David Clark was speaking to lending professionals at the annual conference of the Financial Services Federation (FSF) in Auckland.
The FSF is a professional body representing over 60 non-bank lenders such as finance companies.
Speaking to his audience, Clark said the CCCFA was intended to protect vulnerable borrowers and “lenders, budget advisers and the Government were all on the same page” about this.
When the new CCCFA regulations were first passed, the industry complained of being smothered in expensive paperwork, of being forced to follow pedantic rules and being required to block credit to perfectly solvent people.
Within two months of passage of the bill, the Government was forced to review it and its impact was then softened in two tranches of reform.
That process was defended by Clark at the conference.
“I am confident that we have now hit a sweet spot,” he said.

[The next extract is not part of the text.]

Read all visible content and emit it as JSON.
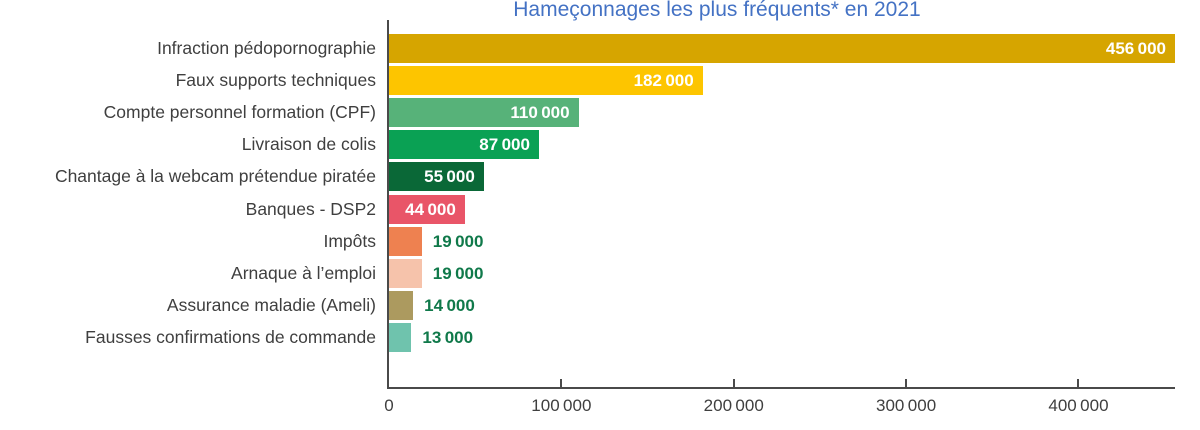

“Overall, (the changes) aim to address ease of access to credit and reduce unnecessary enquiries, while maintaining a strong level of consumer protection.”
Clark said while the CCCFA rules had had an impact on home lending, other factors did as well, such as LVR restrictions and higher interest rates. In addition, financial mentors were now better able to report irresponsible lending and there had been an increase in referrals to the Money Talks helpline.
And there had been another benefit, Clark said.
“Lenders are further refining their processes and consumers are becoming more familiar with the new requirements.
“This can be seen through lending complaints to the banking ombudsman falling 21%.”
But Clark's comments got little support from his own host at the conference.
Lyn McMorran heads the FSF and said the changes to the CCCFA rules had not fixed the problem and the new regulations were entirely unnecessary.
“We would like to go back to the way it was, to be honest,” she said.
“We never thought there was anything wrong with the principles-based approach of the law as it was and they didn't need changing, they didn't need a whole lot of prescriptive regulation around them to ensure responsible lending.”
McMorran said she supported some aspects of the law, such as defining high-cost lending and restricting professional fees.
“Other than that we didn't think there needed to be much more done.”
The “tweaks” made to the law by Clark had not gone far enough, McMorran said. And even if consumer spending such as avocado on toast was no longer added to the list of a would-be borrower's expenses, lenders still had to ask questions about it.
“We would like to see the regulations repealed, that is what we have asked for all the way through,” McMorran said.